正直にそう思ったが色々と記憶が鮮明に思い出してきたときにはこんな考えも吹き飛んだ。
「おい!!おっさん!お前…絶対に許さない。絶対にだ!」
強くてニューゲームじゃないのかよ。それに何だよ草原って。ここで一人で置いておいて無視とか悪逆非道にも程があるだろう。追いはぎってレベルじゃないぞ。マジで半端無い。
かろうじて服は着ているものの持っているものは僅かなお金とこん棒みたいな木だけ。
ちなみにお金と言っても日本円などではなく見たこともない銀貨が4枚だけ。400円?自称・神はとてつもなくケチらしい。
ここに居ても仕方ないということで移動したわけだが歩いても歩いても何もない。本当にこのまま人と会わずに。飯もなく。俺は死ぬんじゃないかという心配が出てきた。
一度車ひ轢かれて死んで。生きたいと言ったらまた死ぬ。
もしかしてここは仏教でいう三悪道ってやつじゃないか?一生抜け出せない餓鬼の道。地獄だろ。死を何度も繰り返さないといけない。ループ。
そんな世界に俺はいるのだろうか…
不安が徐々に募ってくる。
足はどんどんおぼつかなくなる。
目の前が真っ暗になりそうになって躓いて俺は転んだ。
もう笑うしかないだろう?
だって、自称・神(笑)に騙されて生きたいとか言わなければこんなことにはならなかった。
きっとこれは強欲な人間への罰なのだろう。
そうだ。それに違いない。
そうじゃなきゃこんなことにはならないはず。強欲な人間への罰。俺は死んだのにまた生きたいと高望みをした。それがきっと神の機嫌を損ねたのだ。
もう本当笑うしか無いだろ?
「ははは…あーーーーーははあははあはあ」
涙を流しながら笑っている男。
シュールな光景。本当滑稽だ。
きっと俺はまた死ぬんだろう。いつになったら俺は普通に死ねるんだろうか?もしかしたらこの前が初めてじゃないのかもしれない。俺は記憶がないままに何度も何度も死を経験しているのかも。そう考えたらまた不安が大きくなる。
もうだめ。
そしてまた目の前が真っ暗になった。
温かい。
人間は温かい場所にいるとホッとすることが出来る。
テレビか何かで見たような気がする。今ならそれが本当なんだろうなって気がした。
俺はまだ生きている。
そう実感することが出来た。
「起きたか?」
声のするほうに目を向けると一人の男が座っていた。がたいの良い屈強な男。それが第一印象だ。

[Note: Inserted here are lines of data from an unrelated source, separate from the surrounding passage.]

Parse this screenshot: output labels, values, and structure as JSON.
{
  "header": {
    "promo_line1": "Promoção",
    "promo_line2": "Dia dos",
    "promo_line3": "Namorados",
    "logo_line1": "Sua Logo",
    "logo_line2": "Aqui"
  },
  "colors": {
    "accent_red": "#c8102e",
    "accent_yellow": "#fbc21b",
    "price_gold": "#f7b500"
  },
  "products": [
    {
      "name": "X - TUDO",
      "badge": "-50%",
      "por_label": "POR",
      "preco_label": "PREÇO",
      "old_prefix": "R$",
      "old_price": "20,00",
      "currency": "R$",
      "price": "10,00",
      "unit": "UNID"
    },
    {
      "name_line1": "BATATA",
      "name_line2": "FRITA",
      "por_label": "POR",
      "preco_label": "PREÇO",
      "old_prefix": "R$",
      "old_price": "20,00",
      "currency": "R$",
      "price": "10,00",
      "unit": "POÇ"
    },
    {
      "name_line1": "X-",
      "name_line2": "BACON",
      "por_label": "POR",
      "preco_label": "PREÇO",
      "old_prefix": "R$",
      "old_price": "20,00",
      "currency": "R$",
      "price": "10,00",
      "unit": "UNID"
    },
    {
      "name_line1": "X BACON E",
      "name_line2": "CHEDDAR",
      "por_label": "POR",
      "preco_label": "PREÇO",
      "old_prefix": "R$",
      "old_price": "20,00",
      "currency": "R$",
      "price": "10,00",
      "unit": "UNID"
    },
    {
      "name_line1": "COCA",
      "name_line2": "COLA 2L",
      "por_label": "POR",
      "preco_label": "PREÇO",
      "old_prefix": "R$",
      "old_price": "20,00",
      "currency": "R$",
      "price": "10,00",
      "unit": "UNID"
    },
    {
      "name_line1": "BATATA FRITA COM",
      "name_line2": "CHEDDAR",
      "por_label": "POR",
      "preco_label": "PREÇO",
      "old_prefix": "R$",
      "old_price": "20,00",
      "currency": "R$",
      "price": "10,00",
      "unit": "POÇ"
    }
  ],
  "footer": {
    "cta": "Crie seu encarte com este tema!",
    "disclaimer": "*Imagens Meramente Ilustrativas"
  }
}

「ほら。これでも飲め。感謝しろよ。あんなとこで一人で倒れていたらいつ魔物に食われていたか分からないんだからな。」
「えっ?魔物?」
「なんだ?お前魔物も知らないのか?どこのやつだ?」
魔物という意味の分からない単語を言っている。魔物…知らないわけじゃない。ゲームとかじゃ当たり前のように出てくるモンスターだ。知らないわけがない。だが、現実世界にそんなのが居たら大問題だ。正直そんな世界で生きていく事が出来る気がしない。
これはまさか…
自称・神(笑)の言っていた別の世界の常識なのかもしれない。
受け入れ難い話ではあるがそういう世界があるのかもしれない。
「記憶を。どこかで頭を打って記憶を忘れてしまっていて…かろうじて思い出せるのは自分の名前だけなんです。」
素直に知らないという事はせずに記憶障害にしておいた。本当にこういうときに記憶がないというのは都合が良い話だ。

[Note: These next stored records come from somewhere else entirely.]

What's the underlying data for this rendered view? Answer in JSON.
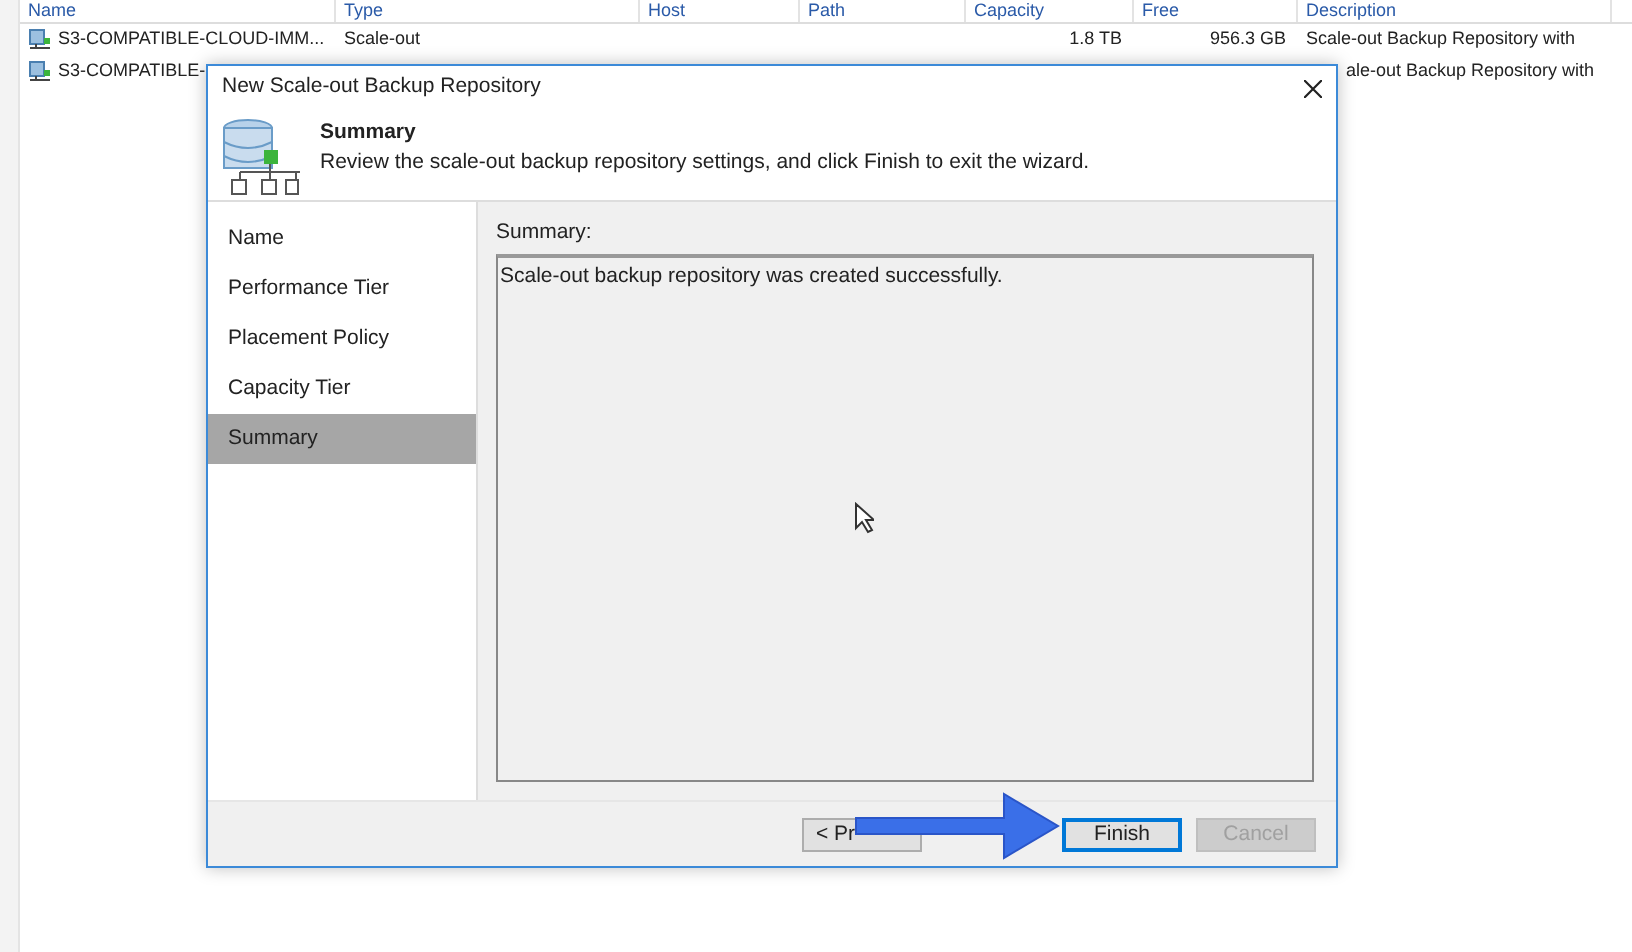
{
  "table": {
    "columns": [
      "Name",
      "Type",
      "Host",
      "Path",
      "Capacity",
      "Free",
      "Description"
    ],
    "rows": [
      {
        "cells": [
          "S3-COMPATIBLE-CLOUD-IMM...",
          "Scale-out",
          "",
          "",
          "1.8 TB",
          "956.3 GB",
          "Scale-out Backup Repository with"
        ],
        "selected": false
      },
      {
        "cells": [
          "S3-COMPATIBLE-",
          "",
          "",
          "",
          "",
          "",
          "ale-out Backup Repository with"
        ],
        "selected": false
      }
    ]
  },
  "dialog": {
    "title": "New Scale-out Backup Repository",
    "heading": "Summary",
    "subtitle": "Review the scale-out backup repository settings, and click Finish to exit the wizard.",
    "steps": [
      {
        "label": "Name",
        "selected": false
      },
      {
        "label": "Performance Tier",
        "selected": false
      },
      {
        "label": "Placement Policy",
        "selected": false
      },
      {
        "label": "Capacity Tier",
        "selected": false
      },
      {
        "label": "Summary",
        "selected": true
      }
    ],
    "summary_label": "Summary:",
    "summary_text": "Scale-out backup repository was created successfully.",
    "buttons": [
      {
        "label": "< Pr",
        "disabled": false,
        "focused": false
      },
      {
        "label": "Finish",
        "disabled": false,
        "focused": true
      },
      {
        "label": "Cancel",
        "disabled": true,
        "focused": false
      }
    ]
  }
}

「そうか。もしかしたらモンスターに襲われて逃げていたのかもしれないな。あんな場所にいるくらいだ。俺はハッチ。見ての通り冒険者だ。」
「俺は……ケイです。自分は何をしていたのか?ここがどういう世界なのかそういうのは全部覚えてなくて…教えてくれると助かります。」
「辛いな。家族の事も忘れてるのか。ここはティノワール王国だ。ケイもここにいるってことはティノワールの国に住んでいるのだろう。格好を見るに…冒険者というわけでもなさそうだがな。どうしてこんなとこにいるのか本当に思い出せないか?」
目の前にいるハッチの格好を見ると…屈強な肉体を守る鎧。自分はただの布。一目瞭然…俺はただの一般市民みたいな感じだ。
「そんなことじゃステータスとやらについてもなーんも知らないだろう?」
「ステータス?どういうことです?」
「ステータスってのはそいつのHPとかMP。特技とかを全部見ることが出来るんだよ。他人のを見ることなど出来るスキルなんかもあったりするが俺はそういうの持って無いからな」
「それって俺も確認することが出来ますか?」
「当たり前だろ。この世界に住んでるやつは例外なく誰でも見ることが出来るんだよ。出来ないなんて聞いたことないぞ」
「やり方とかって教えていただけますか?」
「お前本当記憶喪失なんだな。生まれてきたらまずは鑑定をされるもんなんだけどな。頭の中でステータスって唱えるだけだ。ステータスを見ようと思って唱えるんだぞ。簡単だろ?」
本当に簡単だった。自分のステータスが表示される。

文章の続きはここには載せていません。